Americans who are already fully vaccinated should feel free to visit unvaccinated family and friends without restrictions, CDC officials said Monday, but added that visits should be limited to one unvaccinated household at a time.

According to CDC epidemiologist Tami Skoff, in an environment where non-housed persons are part of the same household and all non-housed persons are at low risk for severe Covida 19 disease, no preventive measures are needed, so these visits can occur indoors without masking or physical distancing.

For example, fully vaccinated grandparents can visit their unvaccinated daughter and her unvaccinated children indoors and unmasked, as long as none of them are at increased risk of serious illness, Skoff said.

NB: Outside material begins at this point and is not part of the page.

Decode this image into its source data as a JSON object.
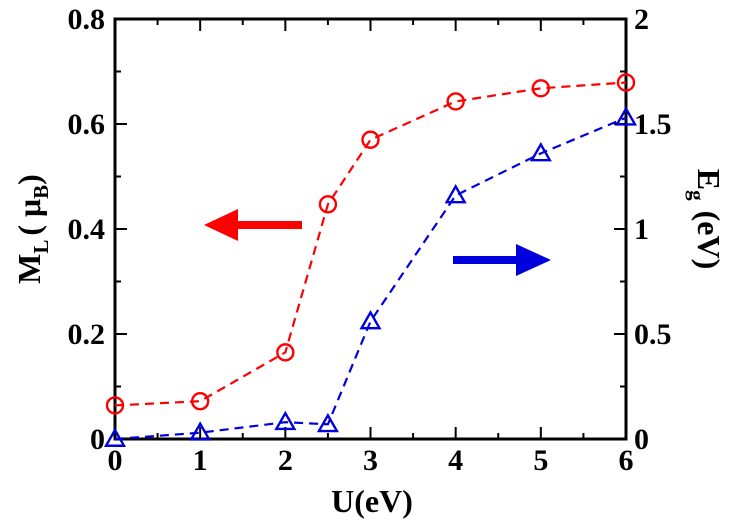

The recommendations apply only to people who have been fully vaccinated, meaning at least two weeks have passed since the second dose of the two-dose vaccine series or two weeks since Johnson & Johnson’s one-dose vaccine was administered, Schoff said.

According to Schoff, there is growing evidence that fully vaccinated individuals are less likely to develop an asymptomatic infection and thus transmit SARS-CoV-2 to others.

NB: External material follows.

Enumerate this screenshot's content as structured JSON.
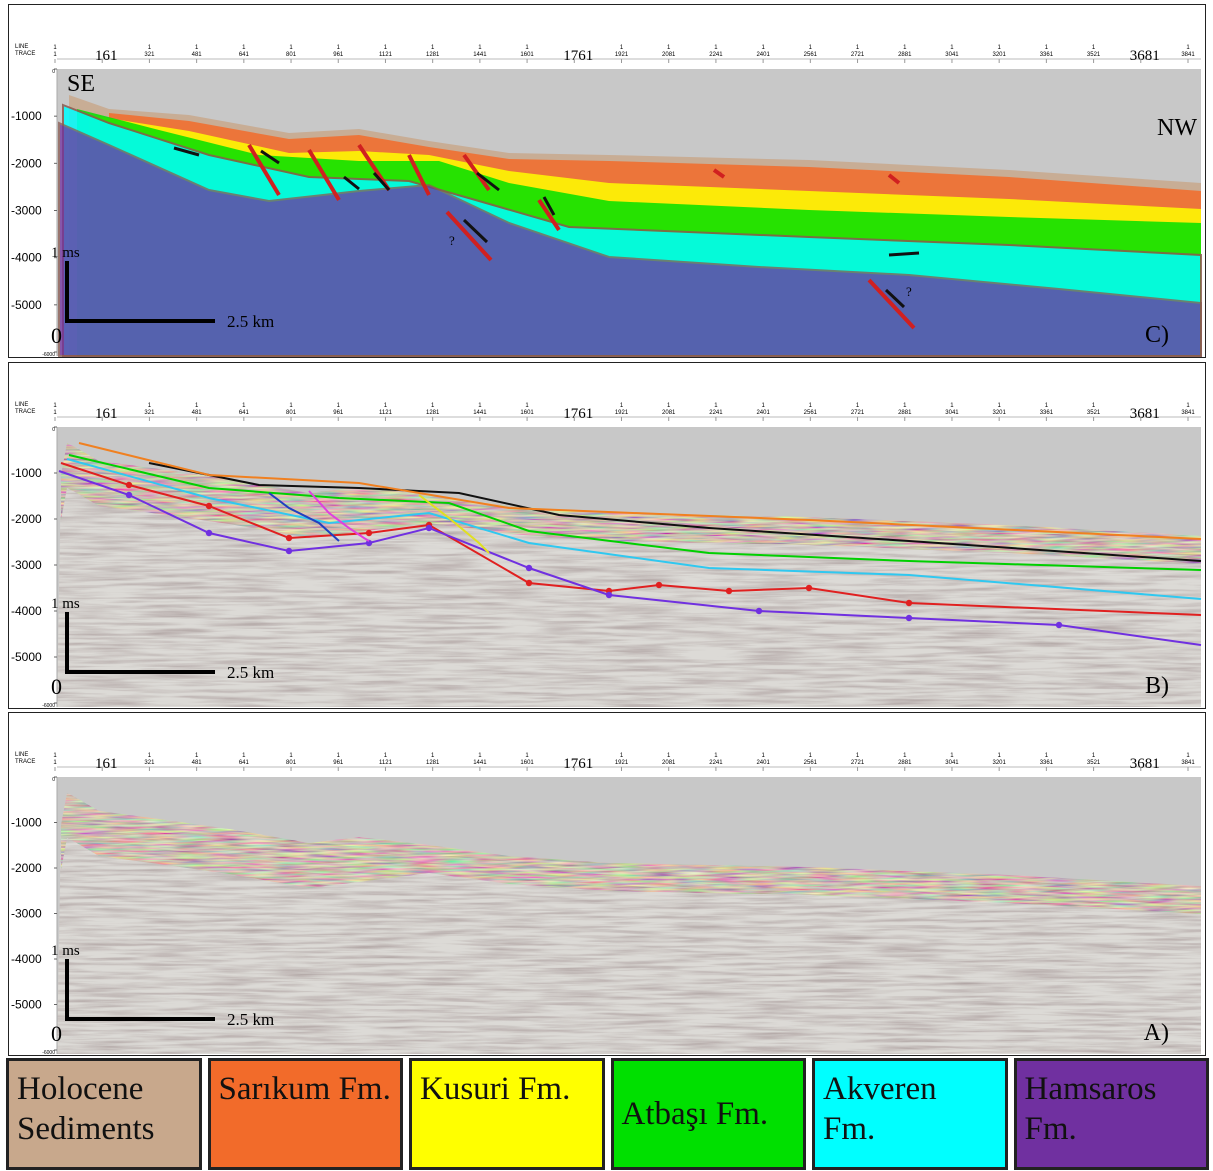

However, there are two important exceptions that require everyone to take precautions: when an inactivated person is at high risk of severe covid-19 or when more than two inactivated outbreaks mix.

Read the CDC guidelines for fully vaccinated people.

Long-term effects occur in one-third of hospitalized patients

Researchers are also trying to learn more about the long-term effects of the infections – and how many people may be affected.

Long-term effects that may affect multiple organ systems occur in approximately one-third of patients hospitalized with Covid-19. That’s according to an extensive review of scientific research published Monday in the journal Nature Medicine.

The researchers reviewed the scientific literature on post-acute covid-19, which is defined as complications caused by the virus that last longer than four weeks after the onset of symptoms.

The long-term effects of Covid can affect more than half a dozen organ systems, including pulmonary, hematological, cardiovascular, neuropsychiatric, renal, dermatological, gastrointestinal and endocrine systems, the studies said.

Common persistent symptoms include fatigue, shortness of breath, brain fog, palpitations, anxiety, sleep disorders, depression, and post-traumatic stress disorder.

The researchers proposed a framework for treating these patients through multidisciplinary long-term care clinics in Covid and praised patient advocacy groups, including COVID Advocacy Exchange, Body Politic, and Survivor Corps, for collecting data on patients’ symptoms and coordinating with the researchers to gather additional information.

CNN’s Pete Mints, Michael Nedelman, Ryan Pryor, Christopher Rios, Ben Tinker and Maggie Fox contributed to this report.